During his seven-year trial which began in April 1996, Matsumoto has been indicted on 27 murder counts covering 13 separate cases.

The charges include two cases of indiscriminate mass murder using sarin nerve gas.

A year before the sarin attack in Tokyo, an Aum squad released nerve gas in the city of Matsumoto, Nagano Prefecture. Seven people died and about 140 people were injured.

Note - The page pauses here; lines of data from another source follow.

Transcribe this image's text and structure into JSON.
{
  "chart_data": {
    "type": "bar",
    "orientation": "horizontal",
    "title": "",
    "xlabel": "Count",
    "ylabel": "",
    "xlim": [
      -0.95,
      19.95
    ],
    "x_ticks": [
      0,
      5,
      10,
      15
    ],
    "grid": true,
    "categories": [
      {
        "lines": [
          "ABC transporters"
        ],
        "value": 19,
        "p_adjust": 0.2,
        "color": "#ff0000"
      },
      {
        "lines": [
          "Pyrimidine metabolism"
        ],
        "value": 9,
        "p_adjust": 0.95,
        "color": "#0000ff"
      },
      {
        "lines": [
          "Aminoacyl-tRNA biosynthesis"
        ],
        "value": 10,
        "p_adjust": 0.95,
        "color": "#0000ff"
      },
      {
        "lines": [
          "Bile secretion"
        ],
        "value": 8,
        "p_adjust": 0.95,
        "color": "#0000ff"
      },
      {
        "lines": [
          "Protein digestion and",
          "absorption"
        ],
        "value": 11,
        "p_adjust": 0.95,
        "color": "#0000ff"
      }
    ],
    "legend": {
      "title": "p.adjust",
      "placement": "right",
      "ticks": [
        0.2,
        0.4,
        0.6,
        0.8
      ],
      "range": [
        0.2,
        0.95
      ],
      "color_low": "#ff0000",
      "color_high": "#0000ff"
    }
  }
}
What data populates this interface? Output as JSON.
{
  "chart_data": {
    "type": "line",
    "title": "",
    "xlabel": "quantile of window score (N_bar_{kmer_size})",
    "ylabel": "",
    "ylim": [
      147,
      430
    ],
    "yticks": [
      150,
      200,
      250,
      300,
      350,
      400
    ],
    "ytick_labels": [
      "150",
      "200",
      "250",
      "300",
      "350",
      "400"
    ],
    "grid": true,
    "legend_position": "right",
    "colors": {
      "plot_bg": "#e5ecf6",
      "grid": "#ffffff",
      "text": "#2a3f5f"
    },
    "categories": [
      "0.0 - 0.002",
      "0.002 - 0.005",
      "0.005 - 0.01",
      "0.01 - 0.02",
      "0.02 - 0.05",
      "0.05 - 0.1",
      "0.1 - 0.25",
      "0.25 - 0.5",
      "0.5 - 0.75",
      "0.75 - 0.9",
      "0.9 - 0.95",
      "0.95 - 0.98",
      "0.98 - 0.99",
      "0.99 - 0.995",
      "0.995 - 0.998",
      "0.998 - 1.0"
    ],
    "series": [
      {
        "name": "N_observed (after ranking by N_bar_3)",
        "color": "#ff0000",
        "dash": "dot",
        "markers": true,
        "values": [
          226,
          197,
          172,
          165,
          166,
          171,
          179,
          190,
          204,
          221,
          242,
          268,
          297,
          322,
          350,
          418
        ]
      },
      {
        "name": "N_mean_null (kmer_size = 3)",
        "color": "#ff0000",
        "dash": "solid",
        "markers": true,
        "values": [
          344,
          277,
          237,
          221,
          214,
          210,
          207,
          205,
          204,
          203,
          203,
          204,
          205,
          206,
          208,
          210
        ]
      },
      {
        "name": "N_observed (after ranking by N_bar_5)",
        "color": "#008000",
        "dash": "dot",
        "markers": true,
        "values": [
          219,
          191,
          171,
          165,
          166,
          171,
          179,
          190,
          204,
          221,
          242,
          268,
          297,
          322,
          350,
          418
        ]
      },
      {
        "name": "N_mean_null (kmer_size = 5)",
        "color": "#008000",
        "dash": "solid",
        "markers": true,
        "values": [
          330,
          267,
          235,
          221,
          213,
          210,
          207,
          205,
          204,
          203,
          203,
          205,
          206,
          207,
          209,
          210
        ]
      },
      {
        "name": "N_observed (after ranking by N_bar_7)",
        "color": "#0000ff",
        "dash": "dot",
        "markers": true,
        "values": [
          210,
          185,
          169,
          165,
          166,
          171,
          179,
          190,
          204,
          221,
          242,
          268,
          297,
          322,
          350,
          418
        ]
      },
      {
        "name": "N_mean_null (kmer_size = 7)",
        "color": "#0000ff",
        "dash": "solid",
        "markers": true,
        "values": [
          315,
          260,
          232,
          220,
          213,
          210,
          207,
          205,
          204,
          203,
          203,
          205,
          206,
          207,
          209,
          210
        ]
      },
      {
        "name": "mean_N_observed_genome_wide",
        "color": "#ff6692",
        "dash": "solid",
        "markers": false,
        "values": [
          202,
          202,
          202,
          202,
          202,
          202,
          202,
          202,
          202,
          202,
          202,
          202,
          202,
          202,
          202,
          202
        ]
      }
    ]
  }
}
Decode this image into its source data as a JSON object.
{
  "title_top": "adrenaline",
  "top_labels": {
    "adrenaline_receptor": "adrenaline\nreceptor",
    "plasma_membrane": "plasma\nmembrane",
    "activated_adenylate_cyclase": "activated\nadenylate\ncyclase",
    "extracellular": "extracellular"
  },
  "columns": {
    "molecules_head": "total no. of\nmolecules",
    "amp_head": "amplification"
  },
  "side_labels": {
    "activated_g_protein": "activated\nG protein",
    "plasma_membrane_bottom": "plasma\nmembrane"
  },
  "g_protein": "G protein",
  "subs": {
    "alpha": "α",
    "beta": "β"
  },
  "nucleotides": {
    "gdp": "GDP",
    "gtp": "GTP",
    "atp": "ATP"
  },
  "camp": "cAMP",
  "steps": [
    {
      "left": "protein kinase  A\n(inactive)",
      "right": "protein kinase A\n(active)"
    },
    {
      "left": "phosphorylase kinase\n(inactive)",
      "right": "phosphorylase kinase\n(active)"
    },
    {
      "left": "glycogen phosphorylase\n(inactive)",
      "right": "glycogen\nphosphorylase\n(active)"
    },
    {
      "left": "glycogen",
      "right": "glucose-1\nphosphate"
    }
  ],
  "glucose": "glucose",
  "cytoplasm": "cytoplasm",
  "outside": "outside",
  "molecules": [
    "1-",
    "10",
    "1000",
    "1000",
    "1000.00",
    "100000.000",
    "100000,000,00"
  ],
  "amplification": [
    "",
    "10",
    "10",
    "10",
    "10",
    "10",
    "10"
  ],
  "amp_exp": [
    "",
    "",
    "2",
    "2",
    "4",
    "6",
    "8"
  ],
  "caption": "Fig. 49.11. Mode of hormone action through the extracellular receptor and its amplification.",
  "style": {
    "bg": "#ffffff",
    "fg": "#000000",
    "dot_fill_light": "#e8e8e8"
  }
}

At the afternoon session Thursday, Matsumoto's nine lawyers spent three hours asking questions and getting no answers. The session degenerated into farce when one of the lawyers, noticing Matsumoto yawning, asked, "When I asked you a question, you yawned twice. Was the yawning your way of telling me, `Don't ask such stupid questions'?''

Maybe so, but we'll never know. Matsumoto didn't answer that question either.

Matsumoto began giving the court the silent treatment after he "testified'' at a hearing for one of his followers in November 1999.

In an April 1997 hearing, he pleaded innocent to charges in 16 of 17 criminal acts allegedly committed by Aum.

Charges in four of the 17 cases have since been dropped.

Meanwhile, family members of those killed expressed their feelings at Thursday's morning session.

Kazue Nakagoshi, 64, who lost her husband in the Tokyo subway attack, said, "The founder Asahara (Matsumoto) robbed an ordinary citizen of her tiny happiness. I will never pardon you. Death sentence to you.''

Her oldest daughter Maki, 32, said, "As I lost my beloved father, I am going to take part in this trial until the last. But I want to see the result as soon as possible."